The chart above indicates quite strikingly the size and strength of the EUR/USD rally since mid-January. This shows how the single currency surged off the multi-year lows just below 1.0200 to well over 1.1500 two months later.
The corollary of this is the slump in the US dollar over the same period. The euro’s rally came as the daily MACD showed it trading at oversold levels. Yet the speed of the move took many by surprise, as did the manner in which it surged through significant resistance around 1.1200, marked by the two blue ellipses and the blue rectangle on the above chart.
That surge coincided with the slump in the dollar after President Trump rolled back on his ‘Liberation Day’ reciprocal tariffs from the beginning of April.
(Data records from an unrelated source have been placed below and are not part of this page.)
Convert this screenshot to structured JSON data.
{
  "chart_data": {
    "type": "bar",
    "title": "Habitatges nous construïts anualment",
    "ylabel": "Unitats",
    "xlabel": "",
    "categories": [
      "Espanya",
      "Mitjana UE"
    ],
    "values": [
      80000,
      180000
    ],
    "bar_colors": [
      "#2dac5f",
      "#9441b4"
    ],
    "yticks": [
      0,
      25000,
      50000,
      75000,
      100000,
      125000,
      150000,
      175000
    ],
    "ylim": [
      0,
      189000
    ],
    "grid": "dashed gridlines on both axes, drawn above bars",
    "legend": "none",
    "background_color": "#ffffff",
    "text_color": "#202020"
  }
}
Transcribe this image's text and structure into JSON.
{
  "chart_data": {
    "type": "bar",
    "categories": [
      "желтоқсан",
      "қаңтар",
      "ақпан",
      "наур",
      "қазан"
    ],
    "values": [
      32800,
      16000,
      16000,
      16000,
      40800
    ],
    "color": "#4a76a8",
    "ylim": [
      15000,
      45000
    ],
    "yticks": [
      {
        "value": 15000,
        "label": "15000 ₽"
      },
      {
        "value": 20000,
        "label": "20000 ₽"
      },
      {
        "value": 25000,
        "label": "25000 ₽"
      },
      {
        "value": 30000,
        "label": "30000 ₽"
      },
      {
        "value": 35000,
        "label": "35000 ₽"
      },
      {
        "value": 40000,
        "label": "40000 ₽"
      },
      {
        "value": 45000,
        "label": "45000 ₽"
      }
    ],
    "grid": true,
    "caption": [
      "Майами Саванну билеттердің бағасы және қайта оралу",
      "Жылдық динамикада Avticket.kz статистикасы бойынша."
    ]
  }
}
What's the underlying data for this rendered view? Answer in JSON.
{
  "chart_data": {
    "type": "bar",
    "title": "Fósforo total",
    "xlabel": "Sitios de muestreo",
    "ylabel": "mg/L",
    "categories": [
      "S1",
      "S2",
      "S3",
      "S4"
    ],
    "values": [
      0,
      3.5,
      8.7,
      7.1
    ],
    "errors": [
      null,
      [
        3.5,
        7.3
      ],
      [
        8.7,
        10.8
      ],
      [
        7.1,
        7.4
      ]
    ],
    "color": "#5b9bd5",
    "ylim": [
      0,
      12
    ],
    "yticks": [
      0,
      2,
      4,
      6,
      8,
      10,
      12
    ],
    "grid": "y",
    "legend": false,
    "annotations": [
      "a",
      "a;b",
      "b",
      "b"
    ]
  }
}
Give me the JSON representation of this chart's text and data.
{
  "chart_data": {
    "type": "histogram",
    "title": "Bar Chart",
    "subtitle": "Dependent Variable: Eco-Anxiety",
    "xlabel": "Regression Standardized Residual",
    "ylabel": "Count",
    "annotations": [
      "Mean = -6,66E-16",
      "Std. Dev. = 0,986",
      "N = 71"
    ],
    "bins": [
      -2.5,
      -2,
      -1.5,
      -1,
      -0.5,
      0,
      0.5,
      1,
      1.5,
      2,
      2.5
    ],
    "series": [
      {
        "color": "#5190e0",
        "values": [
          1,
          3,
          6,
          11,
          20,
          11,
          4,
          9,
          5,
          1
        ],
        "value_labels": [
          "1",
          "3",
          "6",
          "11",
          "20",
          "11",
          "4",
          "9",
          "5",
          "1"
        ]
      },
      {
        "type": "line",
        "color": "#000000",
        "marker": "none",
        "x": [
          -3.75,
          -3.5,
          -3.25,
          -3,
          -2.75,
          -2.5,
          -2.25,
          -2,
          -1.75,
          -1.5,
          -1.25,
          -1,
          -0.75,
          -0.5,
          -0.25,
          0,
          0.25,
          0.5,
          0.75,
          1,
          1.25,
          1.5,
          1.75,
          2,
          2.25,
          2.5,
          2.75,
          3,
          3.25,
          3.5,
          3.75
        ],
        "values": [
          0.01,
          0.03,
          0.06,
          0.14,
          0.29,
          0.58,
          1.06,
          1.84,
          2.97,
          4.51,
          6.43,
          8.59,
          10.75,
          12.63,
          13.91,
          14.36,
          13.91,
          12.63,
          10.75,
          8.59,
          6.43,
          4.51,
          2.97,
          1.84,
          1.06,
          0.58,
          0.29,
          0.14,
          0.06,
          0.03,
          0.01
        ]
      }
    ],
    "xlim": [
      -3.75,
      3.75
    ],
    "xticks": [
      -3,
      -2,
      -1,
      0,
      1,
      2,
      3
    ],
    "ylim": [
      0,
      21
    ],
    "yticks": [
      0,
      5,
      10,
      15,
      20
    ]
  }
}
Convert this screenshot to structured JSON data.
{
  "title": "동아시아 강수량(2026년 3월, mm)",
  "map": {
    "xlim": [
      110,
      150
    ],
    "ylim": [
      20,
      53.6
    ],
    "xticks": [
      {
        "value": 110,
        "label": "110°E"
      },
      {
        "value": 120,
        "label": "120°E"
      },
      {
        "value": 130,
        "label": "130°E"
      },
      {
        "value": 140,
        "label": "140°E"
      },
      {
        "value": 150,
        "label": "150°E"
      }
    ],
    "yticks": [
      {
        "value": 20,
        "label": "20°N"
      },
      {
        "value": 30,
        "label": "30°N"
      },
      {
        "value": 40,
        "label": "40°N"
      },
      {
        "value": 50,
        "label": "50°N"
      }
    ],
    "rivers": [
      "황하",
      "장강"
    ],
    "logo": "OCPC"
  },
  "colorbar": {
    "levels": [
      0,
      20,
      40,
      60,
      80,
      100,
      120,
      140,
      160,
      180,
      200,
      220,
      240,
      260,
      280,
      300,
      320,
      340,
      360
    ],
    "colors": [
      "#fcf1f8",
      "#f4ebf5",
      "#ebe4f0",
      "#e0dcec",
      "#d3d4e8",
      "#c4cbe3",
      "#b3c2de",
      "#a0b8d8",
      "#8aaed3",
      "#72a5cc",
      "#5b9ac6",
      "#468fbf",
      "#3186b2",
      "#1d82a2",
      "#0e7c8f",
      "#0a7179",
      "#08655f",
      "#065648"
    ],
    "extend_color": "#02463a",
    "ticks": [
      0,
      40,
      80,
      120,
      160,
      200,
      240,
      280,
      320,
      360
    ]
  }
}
By that stage, it seemed that investors had completely lost confidence in the Trump administration, driving the world’s reserve currency down, and the euro up, to levels last seen in October 2021.
As the daily MACD (highlighted in red) shows, by the third week in April the EUR/USD was extremely overbought. Since then, the pair has reversed direction, dropping back sharply. It is currently approaching 1.1200 again, this time from above, and it looks as if it may retest this area as support.
Source: TN Trader
Will it break below here? Of course. Anything is possible. But it may prove a lot more difficult than it was to break above here. The MACD shows that the euro is nowhere near as overbought as it was three weeks ago, suggesting a loss in downside momentum.
On the flip side, it sounds as if the US Federal Reserve is in no hurry to cut rates further, which could support the dollar. Perhaps we’ll know more after we hear from the numerous FOMC members due to deliver speeches today.